PASSAGE

The Great Homeless Dog

A while back I was in a show about the homeless. During the time I was working to finish my pieces, my artist friend Noah Edmundson suggested that I have a dog in the installation and he said he would make an armature for me. Of course I needed a dog. Why hadn't I thought of that? He makes the armature. It's perfect—lying down, legs splayed and head bowed in submission. A real homeless dog. While Noah makes the armature, I watch. We talk about this and that, people we know, what they're doing, what's going in Houston. About art. That kind of stuff. I find that we both have gout and should give up drinking beer. Rats! I love beer and I know Noah loves beer.

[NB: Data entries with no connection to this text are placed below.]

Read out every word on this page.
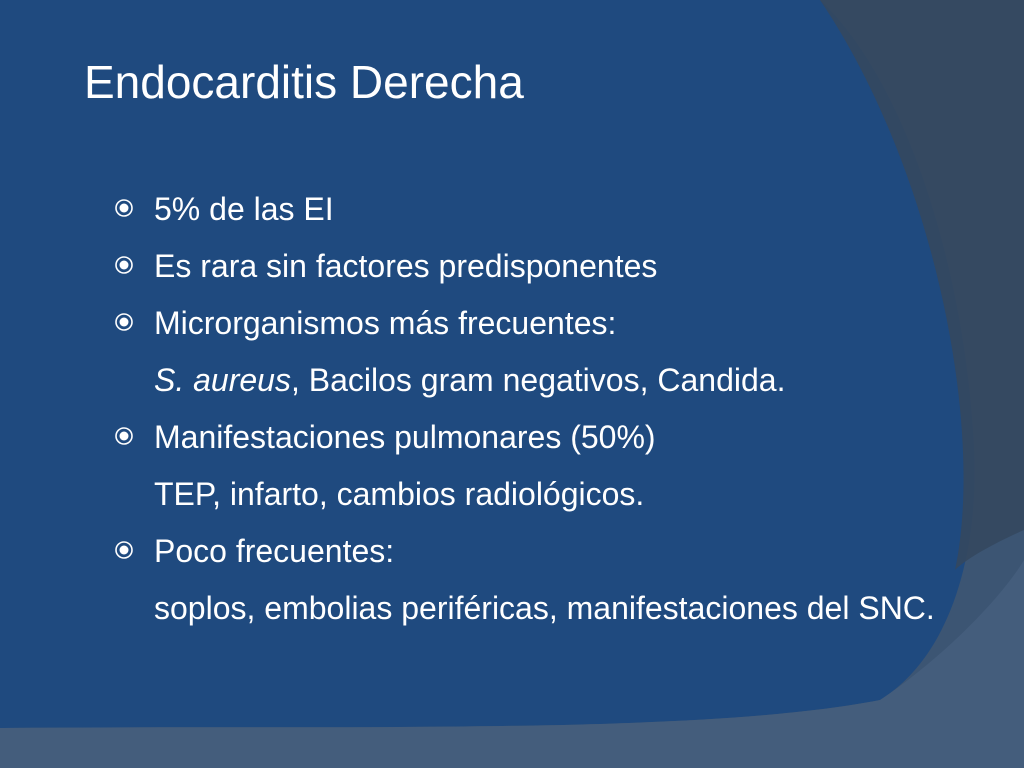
Endocarditis Derecha
5% de las EI
Es rara sin factores predisponentes
Microrganismos más frecuentes:
S. aureus, Bacilos gram negativos, Candida.
Manifestaciones pulmonares (50%)
TEP, infarto, cambios radiológicos.
Poco frecuentes:
soplos, embolias periféricas, manifestaciones del SNC.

On the way to my studio with the armature, I get lots of steel wool at a hardware store. I'm ready to do the dog. In the meantime, however, I need to finish a huge drawing, 108" x 48" for the show. It's hung with block and tackle and mounted on plywood so I can move it up and down to draw. Back then I was already in my eighties. I was smoking and drinking too much, aging fast. My Alabama sister and I talk every day. I hog the conversation with my whining about my exhaustion and fear that I won't be ready for the show. Sometimes I even cry. My sister comes to Houston to help me with the dog (she loves dogs) and we work together with the steel wool—bundles of steel wool and bundles of splinters in our fingers. She is imaginative and creative. We finish in time!

At the opening I am nervous but swelled with pride. I look at this great dog. People are complimenting me on the dog. I don't mention Noah or my sister and how much they did to make it this perfect. This lapse is not deliberate. It is the result of my ego overplaying itself.

Anyway, here is the great homeless dog.

And here is my apology to Noah and Leigh.

I'm sorry. Love, Mary

Mary Jenewein lives and works in Houston, Texas.